Some details mentioned in the article

  • Holography (Bousso, Maldacena) and space as an illusion

  • Kaluza-Klein theory and extra dimensions - and music of strings

  • String theory is a 21st century science that accidentally fell into the 20th century, and therefore we will need 22nd century mathematics to solve it (I did not know the punch line!) ;-)
  • Gross says that the research in string theory feels like if we were doing experiments
  • Strominger says that 20 years ago no one could predict where string theory would develop in the following 20 years - how it would affect other fields in science
  • We are as far from finishing the theory of everything as ever

  • The Veneziano amplitude and the strong interactions at the beginning

  • The Schwarz-Scherk interpretation of string theory as quantum gravity
  • M-theory and the braneworlds
  • Strominger-Vafa black hole entropy calculation as the most important single calculation in string theory, as Brian Greene puts it
  • Cosmological implications of string theory, cosmic strings (Polchinski) and other signals (Greene)
  • The LHC and the meaning of a possible discovery of supersymmetry

The article also includes an appropriate portion of a text about loop quantum gravity - a few percent. The most relevant recent discovery in loop quantum gravity was done, according to the article, by Vafa, Neitzke, Gukov, and Dijkgraaf, and Cumrun explains that if loop quantum gravity is correct, it must be a part of string theory. I am sure that our loop quantum gravity colleagues will agree wholeheartedly. ;-)

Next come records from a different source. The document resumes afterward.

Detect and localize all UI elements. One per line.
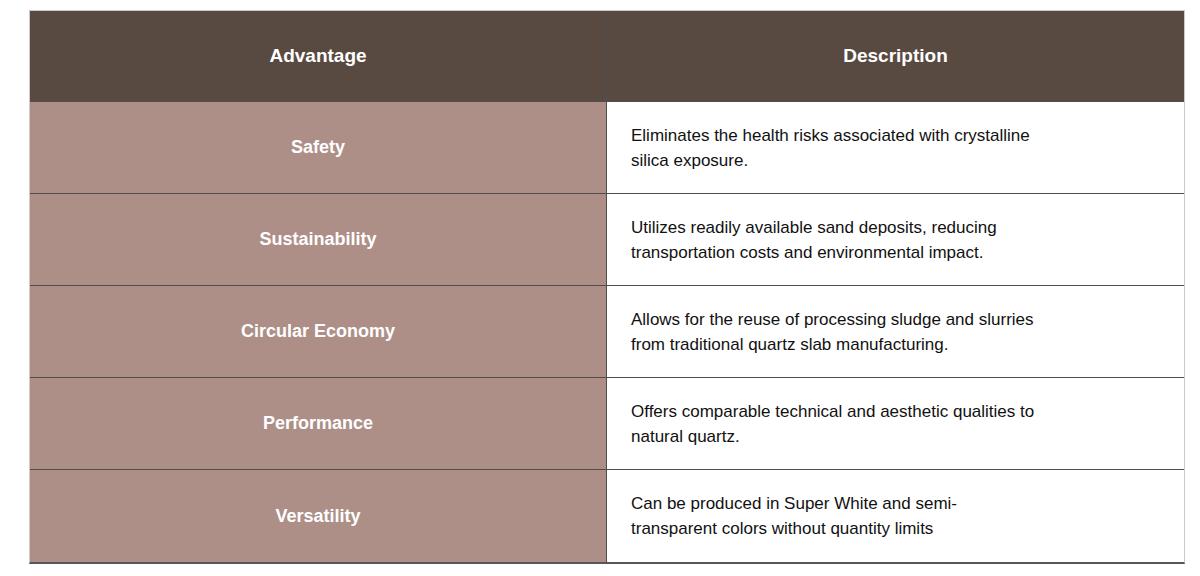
advantage-cell-performance: Performance	[30, 378, 607, 470]
advantage-label: Performance	[263, 413, 373, 434]
description-text: Eliminates the health risks associated w…	[631, 123, 1030, 173]
description-cell-circular-economy: Allows for the reuse of processing sludg…	[607, 286, 1184, 378]
description-cell-versatility: Can be produced in Super White and semi-…	[607, 470, 1184, 562]
column-header-advantage-label: Advantage	[269, 45, 366, 67]
advantage-cell-sustainability: Sustainability	[30, 194, 607, 286]
column-header-description: Description	[607, 11, 1184, 102]
advantages-table: Advantage Description Safety Eliminates …	[29, 10, 1185, 564]
description-cell-safety: Eliminates the health risks associated w…	[607, 102, 1184, 194]
advantage-cell-versatility: Versatility	[30, 470, 607, 562]
description-cell-sustainability: Utilizes readily available sand deposits…	[607, 194, 1184, 286]
advantage-label: Safety	[291, 137, 345, 158]
description-text: Offers comparable technical and aestheti…	[631, 399, 1034, 449]
advantage-cell-safety: Safety	[30, 102, 607, 194]
advantage-label: Circular Economy	[241, 321, 395, 342]
column-header-advantage: Advantage	[30, 11, 607, 102]
column-header-description-label: Description	[843, 45, 948, 67]
description-cell-performance: Offers comparable technical and aestheti…	[607, 378, 1184, 470]
description-text: Utilizes readily available sand deposits…	[631, 215, 997, 265]
description-text: Can be produced in Super White and semi-…	[631, 491, 957, 541]
advantage-label: Versatility	[275, 506, 360, 527]
advantage-cell-circular-economy: Circular Economy	[30, 286, 607, 378]
description-text: Allows for the reuse of processing sludg…	[631, 307, 1034, 357]
advantage-label: Sustainability	[259, 229, 376, 250]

Overbye compares the relation between string theory and loop quantum gravity to the rivalry between the Windows and the Apples. Although I am a Windows fan, it does not seem as the most appropriate comparison because Apples work after all, and they are able to do all things expected from a computer - for example they can sum up diagrams that give you a scattering amplitude, at least in the perturbative expansion. That's not the case of loop quantum gravity. A better comparison could have been the rivalry between the USA and Cuba.



Lawrence Krauss, a cosmologist from Cleveland, is cited as a critic of string theory, calling string theory "a colossal failure", but otherwise I don't think that he has an interesting argument to offer. (Incidentally, Lawrence Krauss is the type of a cosmologist who believes that the most important task for high energy physicists is to identify which particles constitute dark matter, but as far as I see, it's not mentioned in the article.) Overbye compensates Krauss' inability to say a meaningful statement about string theory, and he at least explains that it is difficult to test string theory because the strings are so small.



I also liked the story at the end - Steve Shenker says that it would be great to prove string theory right. Brian Greene replies from the audience: "Would not it be great either way?" Steve responds: "Are you kidding me, Brian? How many years have you sweated on this?" Brian continued: "But if string theory is wrong, don't you want to know it, so that we can move on?" Well, Steve Shenker was forced to modify his original statement: "It would be great to have an answer; it would be even better if it's the right one."



Dennis Overbye has proved that he knows what he's talking about, at the popular level - the most bizarre formulation I noticed was the "violation of cause and effect" that Green and Schwarz also showed to be absent in string theory. I suppose it was a violation of causality - the relation between a cause and its effect - but at any rate, it is a bit confusing because their anomaly computation does not seem to deal with a violation of causality. Am I missing something?